A single, uninflected tone of bafflement blared in my head now—though maybe it was simply the answering machine’s tone signaling the end of the message—and I tried to cut it off. This was a wonderfully sweet and charmingly improvised gesture, a loving thing, a geste d’amour. And now I was hearing Alain’s voice again, in message number three. “The door of the automobile is barely shut,” he said. “I have lost you from my arms and from my sight, but perhaps you already have your arms full of roses. I am so very sorry we are not together all the night long, but we are right to wait just a little. Good night, Amy.”

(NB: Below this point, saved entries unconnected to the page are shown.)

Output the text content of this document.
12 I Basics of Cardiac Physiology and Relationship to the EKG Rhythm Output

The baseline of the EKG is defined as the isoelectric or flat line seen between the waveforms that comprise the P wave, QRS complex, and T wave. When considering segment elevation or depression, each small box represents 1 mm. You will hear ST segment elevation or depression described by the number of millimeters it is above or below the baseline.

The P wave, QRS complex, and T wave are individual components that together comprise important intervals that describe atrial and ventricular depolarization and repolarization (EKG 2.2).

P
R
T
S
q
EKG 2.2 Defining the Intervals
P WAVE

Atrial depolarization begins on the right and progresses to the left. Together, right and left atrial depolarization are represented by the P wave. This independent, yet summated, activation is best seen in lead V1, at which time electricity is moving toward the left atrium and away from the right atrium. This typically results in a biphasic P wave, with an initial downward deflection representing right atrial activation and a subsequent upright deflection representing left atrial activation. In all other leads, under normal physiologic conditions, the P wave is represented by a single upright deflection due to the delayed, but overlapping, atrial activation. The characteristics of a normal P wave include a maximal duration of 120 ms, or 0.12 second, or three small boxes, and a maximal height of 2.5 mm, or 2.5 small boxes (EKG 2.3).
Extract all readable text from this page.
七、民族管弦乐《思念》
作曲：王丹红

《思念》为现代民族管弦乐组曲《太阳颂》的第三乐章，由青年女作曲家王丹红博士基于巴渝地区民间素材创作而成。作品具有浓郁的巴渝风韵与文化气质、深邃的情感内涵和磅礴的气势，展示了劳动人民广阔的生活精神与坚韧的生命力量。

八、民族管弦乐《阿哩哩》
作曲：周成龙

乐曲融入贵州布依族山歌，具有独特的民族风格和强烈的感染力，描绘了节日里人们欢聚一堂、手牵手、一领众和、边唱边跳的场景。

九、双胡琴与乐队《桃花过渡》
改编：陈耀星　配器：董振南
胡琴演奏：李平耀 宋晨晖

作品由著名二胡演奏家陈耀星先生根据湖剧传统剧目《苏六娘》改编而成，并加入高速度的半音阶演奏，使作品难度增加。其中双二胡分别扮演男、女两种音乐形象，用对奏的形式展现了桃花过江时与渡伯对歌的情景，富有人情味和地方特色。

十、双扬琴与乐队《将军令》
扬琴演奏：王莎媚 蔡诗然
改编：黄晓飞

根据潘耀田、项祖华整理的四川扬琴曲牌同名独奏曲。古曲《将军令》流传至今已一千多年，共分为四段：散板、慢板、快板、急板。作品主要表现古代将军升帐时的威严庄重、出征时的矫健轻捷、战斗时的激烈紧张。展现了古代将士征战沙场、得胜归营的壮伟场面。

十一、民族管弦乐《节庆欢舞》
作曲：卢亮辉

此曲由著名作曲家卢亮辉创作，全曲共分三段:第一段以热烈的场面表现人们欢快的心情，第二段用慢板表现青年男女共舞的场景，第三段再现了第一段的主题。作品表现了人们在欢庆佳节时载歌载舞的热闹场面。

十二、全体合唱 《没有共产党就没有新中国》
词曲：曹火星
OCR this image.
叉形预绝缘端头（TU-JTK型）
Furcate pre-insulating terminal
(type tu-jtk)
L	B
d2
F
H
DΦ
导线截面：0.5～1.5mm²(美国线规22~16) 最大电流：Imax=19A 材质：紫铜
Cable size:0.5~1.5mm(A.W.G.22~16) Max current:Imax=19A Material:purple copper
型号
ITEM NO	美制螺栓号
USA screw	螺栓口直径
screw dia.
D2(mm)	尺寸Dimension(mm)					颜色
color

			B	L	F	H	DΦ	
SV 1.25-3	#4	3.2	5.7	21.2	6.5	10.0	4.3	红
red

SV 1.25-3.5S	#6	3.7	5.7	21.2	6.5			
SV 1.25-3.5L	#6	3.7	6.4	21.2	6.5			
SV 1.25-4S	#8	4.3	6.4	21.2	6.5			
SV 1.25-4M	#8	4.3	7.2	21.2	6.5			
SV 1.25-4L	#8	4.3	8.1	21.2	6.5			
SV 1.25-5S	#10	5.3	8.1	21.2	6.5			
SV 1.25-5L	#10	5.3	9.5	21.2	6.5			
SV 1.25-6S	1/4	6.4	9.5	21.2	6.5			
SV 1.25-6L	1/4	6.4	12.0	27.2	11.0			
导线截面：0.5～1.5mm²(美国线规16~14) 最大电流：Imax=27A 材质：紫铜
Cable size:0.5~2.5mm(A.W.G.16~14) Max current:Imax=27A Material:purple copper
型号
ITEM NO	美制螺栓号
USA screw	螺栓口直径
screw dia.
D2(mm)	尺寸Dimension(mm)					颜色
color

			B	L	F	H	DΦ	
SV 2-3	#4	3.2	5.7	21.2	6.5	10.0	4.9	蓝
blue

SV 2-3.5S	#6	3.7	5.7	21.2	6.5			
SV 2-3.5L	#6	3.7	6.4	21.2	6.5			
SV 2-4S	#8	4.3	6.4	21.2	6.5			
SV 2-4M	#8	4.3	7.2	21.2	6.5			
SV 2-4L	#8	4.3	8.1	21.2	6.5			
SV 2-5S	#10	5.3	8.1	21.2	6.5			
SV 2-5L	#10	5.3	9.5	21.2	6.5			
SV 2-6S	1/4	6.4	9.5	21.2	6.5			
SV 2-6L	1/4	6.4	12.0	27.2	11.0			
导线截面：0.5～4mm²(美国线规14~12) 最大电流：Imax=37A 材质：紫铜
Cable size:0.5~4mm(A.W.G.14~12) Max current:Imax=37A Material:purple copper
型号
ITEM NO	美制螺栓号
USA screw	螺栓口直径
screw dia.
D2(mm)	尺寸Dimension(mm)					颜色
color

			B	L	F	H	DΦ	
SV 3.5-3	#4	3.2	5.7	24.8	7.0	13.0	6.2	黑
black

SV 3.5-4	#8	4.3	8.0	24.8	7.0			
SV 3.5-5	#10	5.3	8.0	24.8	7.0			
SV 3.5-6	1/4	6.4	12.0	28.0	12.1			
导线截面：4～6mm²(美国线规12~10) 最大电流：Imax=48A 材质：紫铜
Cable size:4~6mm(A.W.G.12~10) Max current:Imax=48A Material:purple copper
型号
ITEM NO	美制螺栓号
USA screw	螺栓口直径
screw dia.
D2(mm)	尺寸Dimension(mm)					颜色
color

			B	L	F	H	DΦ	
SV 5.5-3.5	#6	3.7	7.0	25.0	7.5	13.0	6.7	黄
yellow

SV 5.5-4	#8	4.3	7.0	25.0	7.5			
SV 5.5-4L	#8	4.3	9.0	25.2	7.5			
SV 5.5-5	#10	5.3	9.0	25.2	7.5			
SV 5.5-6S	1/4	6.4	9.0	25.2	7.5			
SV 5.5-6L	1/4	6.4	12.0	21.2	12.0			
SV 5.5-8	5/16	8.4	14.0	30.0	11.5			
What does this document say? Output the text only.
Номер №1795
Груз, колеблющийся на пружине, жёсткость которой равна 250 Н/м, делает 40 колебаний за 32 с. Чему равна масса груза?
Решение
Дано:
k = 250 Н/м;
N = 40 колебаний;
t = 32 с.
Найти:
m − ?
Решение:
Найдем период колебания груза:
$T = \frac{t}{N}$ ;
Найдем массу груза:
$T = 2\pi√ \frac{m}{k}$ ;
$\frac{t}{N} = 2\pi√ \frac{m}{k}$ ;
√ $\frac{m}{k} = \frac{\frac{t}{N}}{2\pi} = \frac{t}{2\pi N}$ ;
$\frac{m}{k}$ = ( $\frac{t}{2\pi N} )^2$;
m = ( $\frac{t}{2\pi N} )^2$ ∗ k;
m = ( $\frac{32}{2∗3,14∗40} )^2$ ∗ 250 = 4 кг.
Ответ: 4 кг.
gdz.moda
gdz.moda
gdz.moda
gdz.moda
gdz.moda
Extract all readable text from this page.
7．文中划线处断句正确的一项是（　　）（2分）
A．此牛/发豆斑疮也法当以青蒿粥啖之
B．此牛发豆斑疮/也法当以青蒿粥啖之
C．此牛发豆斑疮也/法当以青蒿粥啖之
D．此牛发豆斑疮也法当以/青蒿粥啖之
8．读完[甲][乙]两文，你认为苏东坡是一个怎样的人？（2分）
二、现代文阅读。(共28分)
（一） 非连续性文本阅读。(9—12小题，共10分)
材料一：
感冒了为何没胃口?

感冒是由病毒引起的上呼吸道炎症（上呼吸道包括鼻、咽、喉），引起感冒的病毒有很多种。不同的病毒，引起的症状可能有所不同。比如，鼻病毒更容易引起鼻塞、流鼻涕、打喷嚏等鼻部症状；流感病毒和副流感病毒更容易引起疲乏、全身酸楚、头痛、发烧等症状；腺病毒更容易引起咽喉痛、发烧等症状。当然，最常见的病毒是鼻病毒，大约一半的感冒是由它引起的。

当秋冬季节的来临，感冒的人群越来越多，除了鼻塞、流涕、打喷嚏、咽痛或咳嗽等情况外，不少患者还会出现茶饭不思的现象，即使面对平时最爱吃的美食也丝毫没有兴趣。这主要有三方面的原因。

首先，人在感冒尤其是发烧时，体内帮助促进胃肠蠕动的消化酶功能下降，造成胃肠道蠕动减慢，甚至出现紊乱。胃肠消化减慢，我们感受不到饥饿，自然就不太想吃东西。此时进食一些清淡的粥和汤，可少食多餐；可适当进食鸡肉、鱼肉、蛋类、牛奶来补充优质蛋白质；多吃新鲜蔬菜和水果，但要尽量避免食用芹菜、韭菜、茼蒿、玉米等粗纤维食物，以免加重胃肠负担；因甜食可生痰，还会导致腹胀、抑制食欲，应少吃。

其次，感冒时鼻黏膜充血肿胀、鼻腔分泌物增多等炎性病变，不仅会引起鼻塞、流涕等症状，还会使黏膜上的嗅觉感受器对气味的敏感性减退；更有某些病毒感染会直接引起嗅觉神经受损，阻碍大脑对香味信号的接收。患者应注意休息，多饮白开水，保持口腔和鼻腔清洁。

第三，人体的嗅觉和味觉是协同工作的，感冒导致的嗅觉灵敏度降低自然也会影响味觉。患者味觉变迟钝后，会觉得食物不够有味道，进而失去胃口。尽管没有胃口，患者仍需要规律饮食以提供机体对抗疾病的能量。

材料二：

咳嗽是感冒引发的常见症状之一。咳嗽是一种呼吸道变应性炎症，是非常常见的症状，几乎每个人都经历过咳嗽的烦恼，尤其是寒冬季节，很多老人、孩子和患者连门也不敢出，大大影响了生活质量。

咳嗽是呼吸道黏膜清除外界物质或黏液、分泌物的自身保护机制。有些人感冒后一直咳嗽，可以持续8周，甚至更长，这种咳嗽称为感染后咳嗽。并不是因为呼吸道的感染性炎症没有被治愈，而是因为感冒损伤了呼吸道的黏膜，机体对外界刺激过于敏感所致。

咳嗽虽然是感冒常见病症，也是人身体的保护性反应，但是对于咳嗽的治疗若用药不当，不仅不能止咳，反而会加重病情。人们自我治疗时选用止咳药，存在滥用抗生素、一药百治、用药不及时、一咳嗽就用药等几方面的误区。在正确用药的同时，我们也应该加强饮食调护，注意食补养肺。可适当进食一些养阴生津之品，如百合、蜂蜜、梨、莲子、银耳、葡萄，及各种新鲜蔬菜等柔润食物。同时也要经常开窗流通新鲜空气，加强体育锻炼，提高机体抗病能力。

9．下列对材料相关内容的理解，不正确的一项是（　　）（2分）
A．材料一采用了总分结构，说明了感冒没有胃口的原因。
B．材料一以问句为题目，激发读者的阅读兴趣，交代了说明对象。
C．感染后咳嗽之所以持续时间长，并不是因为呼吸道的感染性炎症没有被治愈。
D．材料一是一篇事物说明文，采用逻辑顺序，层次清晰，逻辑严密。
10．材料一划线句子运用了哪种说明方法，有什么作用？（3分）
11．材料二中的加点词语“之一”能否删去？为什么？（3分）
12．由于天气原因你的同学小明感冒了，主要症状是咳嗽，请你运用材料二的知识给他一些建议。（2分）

The answering machine blared and stopped and its fussy man’s voice said there were no more messages. I turned and faced the roses, and the couch had its back to me, and just out of sight in the pillows was the lute. I circled to stand before her. I angled my head to match her angle as she lounged there like the Naked Maja. This was how I was trying to sense the object—as her, as an icon of womanhood—I could hear Alain ask me the question he asked more than once—Do you understand?—and I stood before the lute and worked on that. And I tried to understand why understanding this was not an immediate and happy thing. I did not play the lute. No one, surely, ever assumed I played the lute. And I saw this clearly as an instrument, as a thing to be played—it was only twenty-five years old, after all, not exactly an object transcendent with age, no matter what auctioneering spin I’d put on it tonight. So what? So this. I knew what I was thinking of. I was thinking of a goddam useless-to-me horse saddle. A beautiful saddle. And that made me mad. Get the hell out of this, Daddy. This lute was nothing like a saddle. It was not just a utilitarian thing, it was an object of beauty, as well. That’s how it was offered. It had meaning in that way for Alain. I could understand that meaning. And it actually seemed a sexy and special thing to me—in my mind, at least—for a man to elaborate his appreciation for women in this lovely, metaphorical way.